B.C.'s COVID-19 restrictions extended through May long weekend
VANCOUVER -- All of B.C.'s current COVID-19 public health orders are being extended through the May long weekend, health officials announced Monday.
That includes the bans on indoor dining at restaurants and indoor group fitness activities, both of which were announced as part of the province's slate of "circuit breaker" measures on March 29.
Premier John Horgan also revealed the government is issuing new orders under the Emergency Program Act on Friday that will restrict people's ability to travel outside of their own health authority region.
"This will be conducted through random audits not unlike roadside stops for CounterAttack during the Christmas season," Horgan said, referring to the campaign against drunk driving. "They will be random and there will be a fine if you are travelling outside of your area without a legitimate reason."
Health officials are also looking at ways to limit the number of people travelling into B.C. from other provinces for recreational reasons.
The decision to extend the existing orders another five weeks and introduce new travel restrictions comes as B.C. grapples with record-breaking numbers of coronavirus patients in hospital, a problem that has already forced health officials to strategically delay some non-emergency surgeries in the Lower Mainland.
The number of COVID-19 cases being identified per day in the province also remain high, though provincial health officer Dr. Bonnie Henry said B.C.'s curve has been slowly bending down in recent days.
The province's rolling weekly average for new cases has dipped to 1,077 per day since reaching a record of 1,130 on April 12.
At her monthly modelling presentation Thursday, Henry revealed the province's overall reproductive rate – which measures how many additional infections are caused by each new case – has declined to almost 1.0, though some regions have made less progress than others.
Given those indicators, the government believes its current measures are having an effect, Henry said.

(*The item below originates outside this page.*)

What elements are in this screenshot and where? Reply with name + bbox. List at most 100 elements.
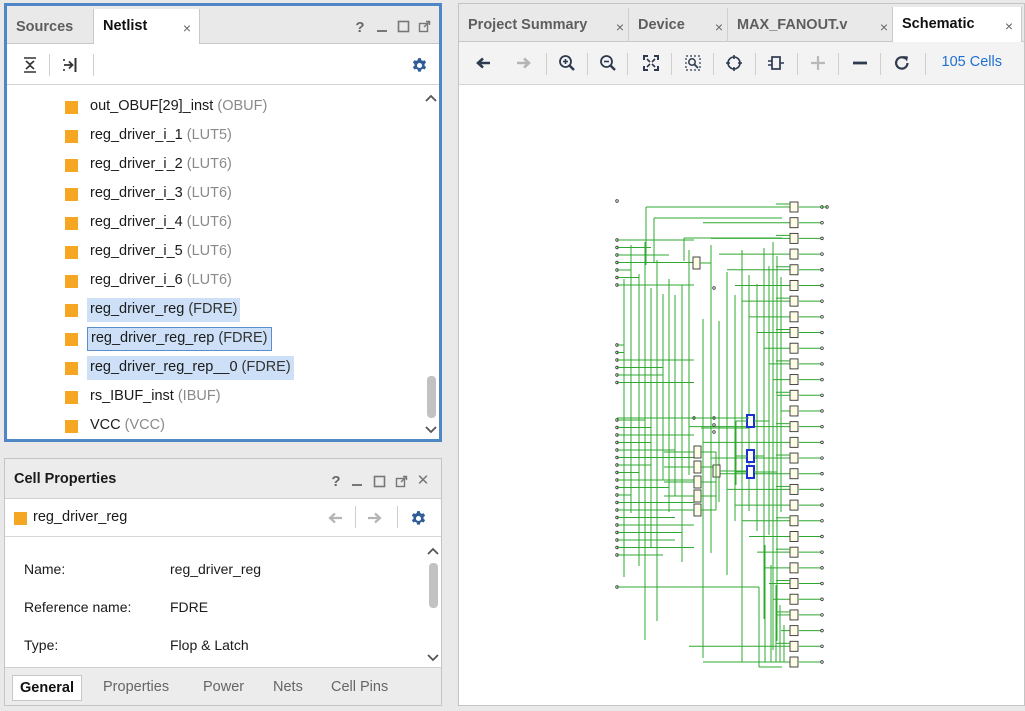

Those include the ongoing restrictions announced in November and December, which include a blanket ban on social gatherings indoors. People who decide to host friends or family inside their home can face fines of $2,300, and guests can be dinged hundreds of dollars each as well.
British Columbians are allowed to meet people outdoors, but only in groups of 10 or fewer. Health officials have stressed that people should see the same friends or family members consistently, and not visit different groups of 10 on different days.
The province also revealed Monday that it is preparing for the pandemic's strain on hospitals to potentially get worse as the number of people aged 40-59 falling seriously ill with COVID-19 climbs.
B.C. is already close to reaching its base capacity for hospital beds, with some health authority regions already utilizing surge beds to deal with coronavirus patients.
Using surge capacity for COVID-19 care means shifting resources away from other areas of the province's health system, officials said. As of Friday, Interior Health was already using 22 per cent of its surge beds, and Vancouver Coastal Health was using about three per cent.